A brief statement on the company's Web site said it was refining its global marketing effort, but gave no specific reason for the decision to let the relationship expire.
Olympic sponsorship had "helped the company build a global brand," said the statement, dated Tuesday.
"As Lenovo grows, the company's marketing strategy is evolving to pinpoint opportunities that serve strategic needs in targeted geographies," it said.
The Beijing-based company has announced ambitious plans to step up Olympics-related marketing ahead of the Beijing Games in August.
It was the first worldwide sponsor to design the Olympic Torch, which will be carried on the worldwide relay ahead of the Games.
Lenovo also claims to be providing the largest computer hardware commitment to any Olympic Games in history -- about 20,000 machines and peripherals, including desktop and notebook computers to be serviced by a team of 500 technicians.
Sports marketing industry veterans said the decision to end the sponsorship seemed natural given that the Olympic tie-up had been a strategic move at a time when Lenovo was seeking to establish its brand after acquiring IBM Corp's personal computer unit in 2005.
Lenovo, now the world's No. 3 personal computer maker, reported a 12-fold jump in profits in the April-June quarter to US$66.8 million on strong sales in China and the Americas.
"Originally it aligned quite well with the overall strategy. Now that the objective has been achieved, they are looking again at their priorities," said a Beijing-based sports marketing veteran who asked not to be identified.

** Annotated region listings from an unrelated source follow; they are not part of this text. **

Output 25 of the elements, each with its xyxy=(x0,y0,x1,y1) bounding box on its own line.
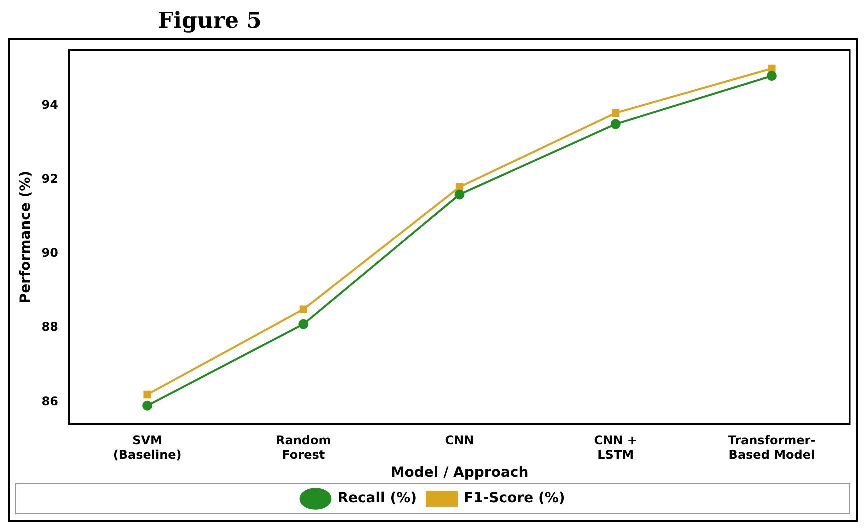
y-tick-label: 94 xyxy=(42,98,58,112)
y-tick-label: 90 xyxy=(42,246,58,260)
legend-label: Recall (%) xyxy=(338,490,418,507)
point xyxy=(142,400,153,411)
point xyxy=(298,319,309,330)
x-tick-label: CNN xyxy=(445,434,474,448)
point xyxy=(612,109,620,118)
x-tick-label: Random Forest xyxy=(276,434,332,462)
legend-label: F1-Score (%) xyxy=(464,490,566,507)
y-axis-title: Performance (%) xyxy=(18,170,34,304)
chart-title: Figure 5 xyxy=(157,8,263,36)
x-axis-title: Model / Approach xyxy=(390,465,529,482)
x-tick-label: Transformer- Based Model xyxy=(728,434,816,462)
point xyxy=(454,190,465,200)
point xyxy=(144,390,152,399)
y-tick-label: 92 xyxy=(42,172,58,186)
point xyxy=(610,119,621,130)
point xyxy=(766,71,777,82)
x-tick-label: SVM (Baseline) xyxy=(113,434,182,462)
y-tick-label: 86 xyxy=(42,394,58,408)
point xyxy=(456,183,464,192)
y-tick-label: 88 xyxy=(42,320,58,334)
x-tick-label: CNN + LSTM xyxy=(594,434,638,462)
point xyxy=(768,64,776,73)
point xyxy=(300,306,308,314)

Global sponsorship is the highest level of Olympic sponsorship and limited to about a dozen companies willing to pay top dollar to associate their brands with the Olympics worldwide.
Lenovo and the International Olympic Committee have refused to disclose how much the company's sponsorship cost, but analysts estimate it paid US$80 million to US$100 million in cash and services for the three-year cycle covering last year's Turin Winter Olympics as well as the Beijing Games.
Olympic global sponsorships remain highly desirable and their price tags continue to climb, partly as a result of the IOC's decision to limit the numbers.
That should appeal to the growing number of Chinese brands, especially large state-owned banks and other companies who have launched spectacular stock market offerings this year.
Although some of those have signed deals with other franchises such as Formula One, the Olympics, with its mass appeal, is still considered the pre-eminent sports marketing opportunity.
"In terms of global brand awareness, there's nothing that comes close to it," said the Beijing sports marketing veteran.